Interesting measurements. I'm very surprised how EMU 0204 performs well comparing to O2 DAC without load, but not so great with your low impedance D2000 (25 Ω).  EMU performs weird and that isn't surpise as it wasn't designed for low impedance phones. Its output impedance is 22 Ω. However it should performs well with high impedance phones.

I have similar EMU Pre Tracker USB and use it with HD650 and HD800 ( variable impedance, >325 Ω; ) . Considering the main rule of thumb (nwavguy's) Zphones/8  EMU USB interfaces (22 Ω, Zo) should drive 250 Ω and higher impedance phones without any issue.


Shortly, it will be interesting to see your measurements with O2 and EMU 0204 with 300 Ω  phones.
I'm not sure it will be enough correct to use variable resistor (potentiometer)  as dummy load because an impedance of high-z phones is actually variable per frequency (see the previos graph).
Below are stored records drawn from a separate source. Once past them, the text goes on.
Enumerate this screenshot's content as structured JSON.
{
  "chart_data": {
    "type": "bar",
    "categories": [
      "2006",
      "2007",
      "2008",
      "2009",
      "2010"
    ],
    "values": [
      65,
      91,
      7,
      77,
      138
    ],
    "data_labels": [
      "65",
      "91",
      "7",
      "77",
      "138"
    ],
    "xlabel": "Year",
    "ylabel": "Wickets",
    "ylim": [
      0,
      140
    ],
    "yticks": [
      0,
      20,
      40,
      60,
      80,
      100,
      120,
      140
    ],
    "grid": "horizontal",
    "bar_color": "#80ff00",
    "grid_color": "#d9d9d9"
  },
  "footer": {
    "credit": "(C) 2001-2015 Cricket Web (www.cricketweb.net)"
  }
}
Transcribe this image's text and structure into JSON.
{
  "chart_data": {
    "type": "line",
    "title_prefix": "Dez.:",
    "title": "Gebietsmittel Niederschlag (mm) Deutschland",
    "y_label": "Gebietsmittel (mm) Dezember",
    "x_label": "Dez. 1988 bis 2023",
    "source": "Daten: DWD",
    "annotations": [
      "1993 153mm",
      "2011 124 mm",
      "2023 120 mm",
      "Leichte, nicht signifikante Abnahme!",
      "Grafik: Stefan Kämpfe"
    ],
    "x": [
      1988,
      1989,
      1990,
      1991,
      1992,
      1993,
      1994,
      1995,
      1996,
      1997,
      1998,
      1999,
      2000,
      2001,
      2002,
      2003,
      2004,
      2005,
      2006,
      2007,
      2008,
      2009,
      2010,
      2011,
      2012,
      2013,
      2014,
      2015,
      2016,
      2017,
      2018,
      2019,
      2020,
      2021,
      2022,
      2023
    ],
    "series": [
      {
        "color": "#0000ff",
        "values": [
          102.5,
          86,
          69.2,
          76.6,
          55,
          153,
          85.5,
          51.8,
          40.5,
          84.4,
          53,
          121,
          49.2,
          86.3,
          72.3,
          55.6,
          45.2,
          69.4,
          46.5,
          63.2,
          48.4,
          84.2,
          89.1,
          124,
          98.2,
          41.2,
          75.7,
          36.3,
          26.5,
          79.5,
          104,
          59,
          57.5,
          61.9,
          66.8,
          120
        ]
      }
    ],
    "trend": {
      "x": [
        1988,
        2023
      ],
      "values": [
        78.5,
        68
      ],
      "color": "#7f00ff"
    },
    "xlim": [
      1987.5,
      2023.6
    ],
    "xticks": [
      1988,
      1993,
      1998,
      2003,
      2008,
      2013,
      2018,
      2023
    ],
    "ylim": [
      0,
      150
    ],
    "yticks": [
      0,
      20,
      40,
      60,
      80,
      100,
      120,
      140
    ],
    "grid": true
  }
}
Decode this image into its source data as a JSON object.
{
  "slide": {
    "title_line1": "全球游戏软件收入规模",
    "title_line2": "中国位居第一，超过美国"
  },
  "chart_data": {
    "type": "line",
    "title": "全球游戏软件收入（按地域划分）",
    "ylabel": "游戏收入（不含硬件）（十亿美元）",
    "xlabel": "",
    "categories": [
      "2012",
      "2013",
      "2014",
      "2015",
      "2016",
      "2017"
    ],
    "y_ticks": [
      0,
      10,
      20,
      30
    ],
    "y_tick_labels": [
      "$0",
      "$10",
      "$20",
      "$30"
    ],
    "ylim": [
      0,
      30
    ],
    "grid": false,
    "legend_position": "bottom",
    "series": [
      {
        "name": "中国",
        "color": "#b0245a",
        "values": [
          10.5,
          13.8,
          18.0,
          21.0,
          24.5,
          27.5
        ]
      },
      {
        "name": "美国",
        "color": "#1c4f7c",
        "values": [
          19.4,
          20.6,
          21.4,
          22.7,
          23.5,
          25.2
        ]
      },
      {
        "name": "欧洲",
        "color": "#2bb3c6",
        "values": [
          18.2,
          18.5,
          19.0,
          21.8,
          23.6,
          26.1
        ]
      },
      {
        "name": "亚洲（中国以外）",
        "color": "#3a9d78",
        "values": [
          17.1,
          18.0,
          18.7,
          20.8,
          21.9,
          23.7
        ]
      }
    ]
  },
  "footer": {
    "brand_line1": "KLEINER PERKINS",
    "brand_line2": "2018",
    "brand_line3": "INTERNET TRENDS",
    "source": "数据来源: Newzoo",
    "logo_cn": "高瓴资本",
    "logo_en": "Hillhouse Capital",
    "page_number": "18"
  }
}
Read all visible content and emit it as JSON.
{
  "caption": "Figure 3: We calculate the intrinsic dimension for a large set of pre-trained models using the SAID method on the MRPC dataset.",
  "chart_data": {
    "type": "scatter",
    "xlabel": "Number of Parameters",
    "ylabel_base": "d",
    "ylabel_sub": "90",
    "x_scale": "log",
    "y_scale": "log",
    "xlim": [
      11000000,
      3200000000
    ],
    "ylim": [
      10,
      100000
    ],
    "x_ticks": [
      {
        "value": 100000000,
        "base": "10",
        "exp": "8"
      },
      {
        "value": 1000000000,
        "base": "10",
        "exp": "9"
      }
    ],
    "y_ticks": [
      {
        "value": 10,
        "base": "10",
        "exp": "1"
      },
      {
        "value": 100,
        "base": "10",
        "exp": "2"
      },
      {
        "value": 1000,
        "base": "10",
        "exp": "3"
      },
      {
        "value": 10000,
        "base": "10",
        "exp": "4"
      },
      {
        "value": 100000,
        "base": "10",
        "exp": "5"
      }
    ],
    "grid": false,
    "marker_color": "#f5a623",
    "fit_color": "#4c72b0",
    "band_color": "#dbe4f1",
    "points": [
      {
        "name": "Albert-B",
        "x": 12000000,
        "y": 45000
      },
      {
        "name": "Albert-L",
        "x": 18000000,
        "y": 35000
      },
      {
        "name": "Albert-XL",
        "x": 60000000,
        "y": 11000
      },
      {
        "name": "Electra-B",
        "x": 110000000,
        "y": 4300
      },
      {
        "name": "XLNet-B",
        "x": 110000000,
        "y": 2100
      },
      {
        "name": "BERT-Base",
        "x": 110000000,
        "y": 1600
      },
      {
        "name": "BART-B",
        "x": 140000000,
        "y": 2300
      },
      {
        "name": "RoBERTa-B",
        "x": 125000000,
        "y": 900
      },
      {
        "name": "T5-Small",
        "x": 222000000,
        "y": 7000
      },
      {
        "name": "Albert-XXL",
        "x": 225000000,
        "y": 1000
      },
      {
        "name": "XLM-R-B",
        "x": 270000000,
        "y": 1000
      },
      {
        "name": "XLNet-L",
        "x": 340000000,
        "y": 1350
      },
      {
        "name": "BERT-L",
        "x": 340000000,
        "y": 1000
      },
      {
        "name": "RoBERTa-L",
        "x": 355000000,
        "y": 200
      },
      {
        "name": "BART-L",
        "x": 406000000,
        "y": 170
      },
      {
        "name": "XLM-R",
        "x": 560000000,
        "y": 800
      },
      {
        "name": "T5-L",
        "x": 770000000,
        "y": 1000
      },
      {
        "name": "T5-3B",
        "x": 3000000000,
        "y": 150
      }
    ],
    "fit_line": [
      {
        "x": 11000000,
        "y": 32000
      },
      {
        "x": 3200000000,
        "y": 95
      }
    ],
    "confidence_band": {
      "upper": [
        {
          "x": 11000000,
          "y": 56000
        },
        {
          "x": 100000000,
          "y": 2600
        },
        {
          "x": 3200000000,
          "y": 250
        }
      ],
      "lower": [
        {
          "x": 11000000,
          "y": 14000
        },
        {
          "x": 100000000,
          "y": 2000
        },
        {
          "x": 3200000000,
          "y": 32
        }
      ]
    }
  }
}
One way around is to use quite simple filters RLC for more realistic simulation of phones as a load, that shouldn't be difficult. Or just get a real 250-300 Ω phones.   

BTW, as I have already mention to You on irc channel about my impressions of E17. Mmm, I prefer EMU Pre Tracker after all. Simply, it's cleaner. So I suspect that EMU interfaces could be comparable  with state of art O2 DAC/AMP when used with high-z phones.